Eighty-five-year-old Swiss architect Leo Hafner has had a significant impact on his home canton of Zug. This can now be seen in a book, entitled Leo Hafner Archive, and an accompanying exhibition, which runs until January. “It’s a look back at my life, including early sculptural works, as well as photos and drawings of around 80 architectural projects, and the relationship between the two,” says Hafner. His projects in Zug include the Metalli shopping centre and the HQ for electrical appliance manufacturer V-Zug.
How do you keep the spirit of a design great alive? Refresh and update with new pieces and a cracking brand identity. Ilmari Tapiovaara, one of Finland’s greatest designers, is enjoying a revival thanks to Aero Design Furniture. The manufacturer is relaunching the master with a new collection (there’s a bold new brand identity by designers Aleksi Perälä and Rasmus Snabb too). This elegant Kongo chair from the 1950s goes into production in 2010. A Helsinki store is also on the cards. Catch the international debut at February’s Stockholm furniture fair.
Our round-up of some of the most exciting projects next year.
Inspired by the Maggie’s Centres, this retreat for cancer patients by NORD Architects brings healing architecture to Copenhagen. It has a modest and intimate design, and construction begins in May.
The Chilean architect Alejandro Aravena wanted a “primitive and direct form” for this winery in Germany’s Reisling area. Built from local stone and wood, the 7,000 sq m site will be ready for a 2011 harvest.

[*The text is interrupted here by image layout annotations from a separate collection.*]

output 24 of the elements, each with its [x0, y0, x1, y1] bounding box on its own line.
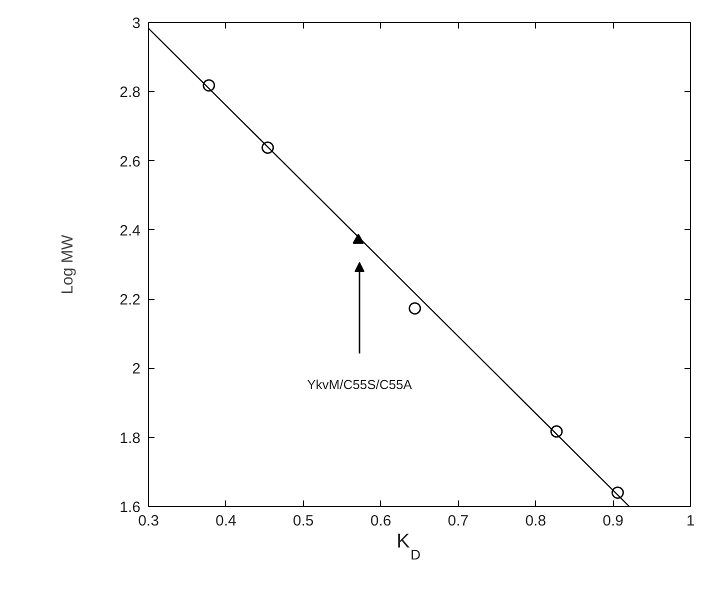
x-tick-label: 1 [686, 512, 695, 530]
point [352, 234, 364, 244]
x-tick-label: 0.7 [448, 512, 469, 530]
x-tick-label: 0.3 [138, 512, 159, 530]
y-tick-label: 2.8 [120, 84, 141, 102]
x-tick-label: 0.6 [370, 512, 392, 530]
y-axis-title: Log MW [60, 234, 77, 294]
y-tick-label: 2.2 [120, 292, 141, 309]
y-tick-label: 2.6 [120, 153, 141, 170]
x-tick-label: 0.9 [602, 512, 624, 530]
y-tick-label: 2.4 [120, 222, 141, 240]
y-tick-label: 2 [132, 360, 140, 378]
y-tick-label: 1.6 [120, 499, 141, 516]
point [262, 141, 274, 154]
x-tick-label: 0.5 [292, 512, 314, 530]
y-tick-label: 1.8 [120, 430, 141, 447]
y-tick-label: 3 [132, 15, 140, 32]
x-tick-label: 0.8 [525, 512, 546, 530]
point [408, 302, 422, 315]
annotation: YkvM/C55S/C55A [307, 377, 412, 392]
x-tick-label: 0.4 [216, 512, 236, 530]
point [550, 425, 563, 438]
point [612, 486, 624, 499]
point [202, 79, 216, 92]
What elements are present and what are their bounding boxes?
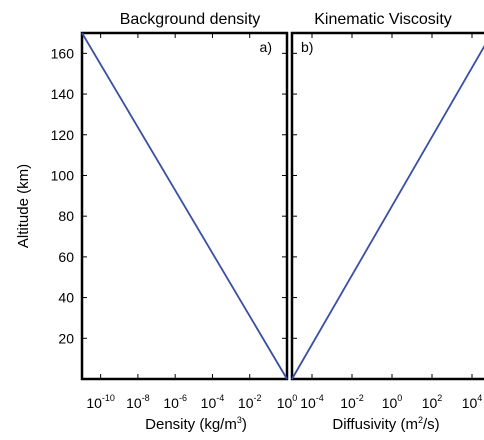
x-tick-label: 104: [462, 393, 483, 411]
x-tick-labels-a: 10-10 10-8 10-6 10-4 10-2 100: [86, 393, 297, 411]
x-tick-labels-b: 10-4 10-2 100 102 104: [300, 393, 482, 411]
ticks-b: [292, 33, 473, 379]
y-axis-label-altitude: Altitude (km): [15, 164, 32, 248]
x-tick-label: 10-8: [126, 393, 150, 411]
y-tick-label: 80: [58, 208, 74, 224]
x-tick-label: 10-4: [300, 393, 324, 411]
y-tick-label: 40: [58, 290, 74, 306]
ticks-a: [82, 33, 288, 379]
x-axis-label-diffusivity: Diffusivity (m2/s): [332, 415, 439, 433]
panel-label-a: a): [260, 39, 272, 55]
panel-label-b: b): [301, 39, 313, 55]
density-line: [81, 32, 288, 380]
plot-frame-a: [80, 31, 289, 381]
y-tick-label: 20: [58, 330, 74, 346]
y-tick-label: 60: [58, 249, 74, 265]
x-tick-label: 102: [422, 393, 443, 411]
y-tick-labels: 20 40 60 80 100 120 140 160: [51, 45, 75, 346]
x-tick-label: 10-6: [163, 393, 187, 411]
x-tick-label: 10-2: [238, 393, 262, 411]
x-tick-label: 100: [277, 393, 298, 411]
y-tick-label: 100: [51, 167, 75, 183]
x-tick-label: 10-4: [201, 393, 225, 411]
x-axis-label-density: Density (kg/m3): [145, 415, 247, 433]
title-background-density: Background density: [120, 11, 261, 28]
y-tick-label: 140: [51, 86, 75, 102]
x-tick-label: 10-10: [86, 393, 115, 411]
y-tick-label: 120: [51, 127, 75, 143]
plot-frame-b: [290, 31, 484, 381]
panel-kinematic-viscosity: Kinematic Viscosity b) 10-4 10-2 100 102 104…: [290, 11, 484, 433]
title-kinematic-viscosity: Kinematic Viscosity: [314, 11, 452, 28]
x-tick-label: 10-2: [340, 393, 364, 411]
viscosity-line: [291, 45, 484, 380]
y-tick-label: 160: [51, 45, 75, 61]
panel-background-density: Background density a) 10-10 10-8 10-6 10-4 1…: [15, 11, 297, 433]
x-tick-label: 100: [382, 393, 403, 411]
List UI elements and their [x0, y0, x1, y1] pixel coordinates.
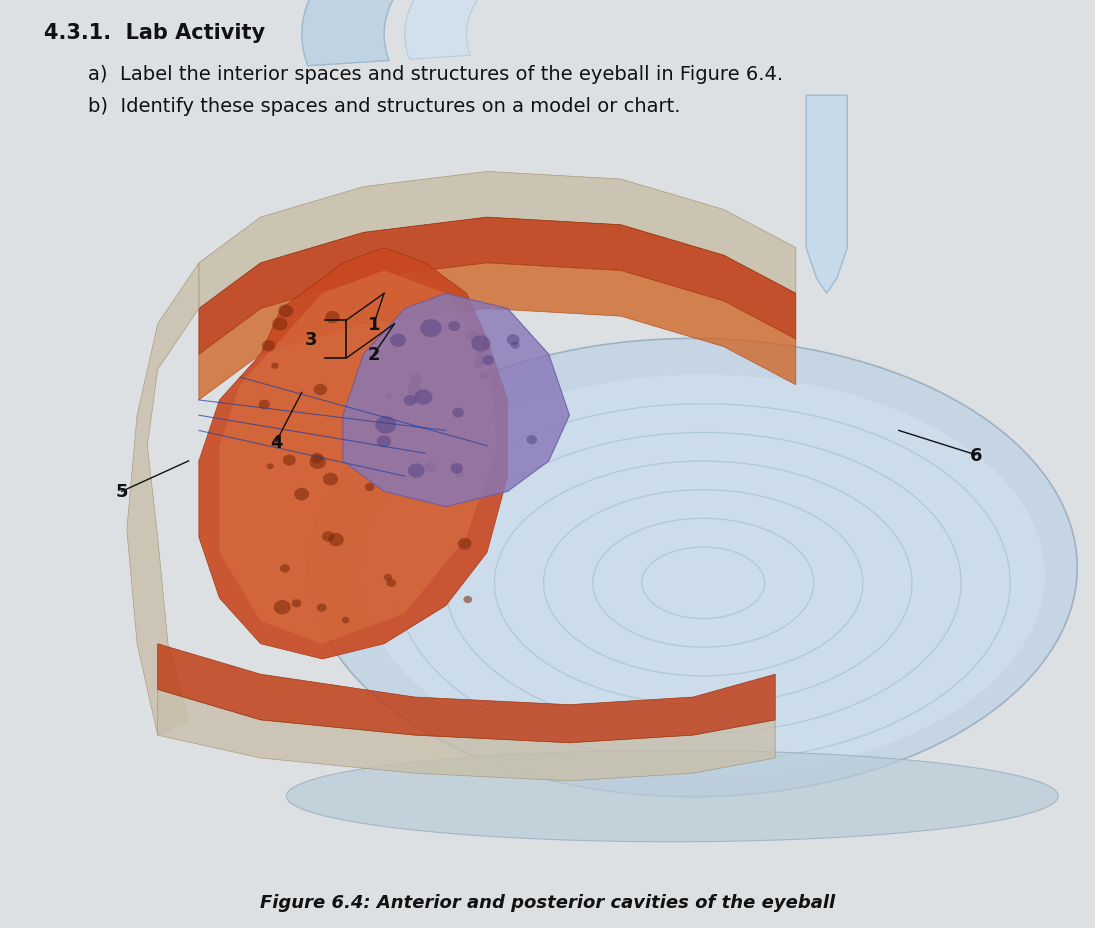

The Soho will open in the bayside Aomi district of Tokyo in March. As well as modern loft-style units, its 13 floors and roof terrace will house a lounge bar, café and conbini. Wonderwall’s Masamichi Katayama is behind the design, while photographer Mika Ninagawa will provide the cult images hanging in the lobby.
Museum Folkwang Opening next year to coincide with Essen’s year as European City of Culture, David Chipperfield’s elegant new museum will include an ensemble of six buildings, gardens, arcades and courtyards.
Shanghai World Expo The countdown begins. Expected to draw up to 70m visitors, China’s epic 2010 expo kicks off in May. We’re looking forward to BIG’s pavilion for Denmark, featuring 1,500 city bikes, and Thomas Heatherwick’s sculptural form for the UK.
Community Connector Allied Works and Gustafson Guthrie Nichol’s winning design for Vancouver’s new park will span Interstate 5 and connect historical Fort Vancouver with downtown. It’s subject to planning – we hope it gets the green light.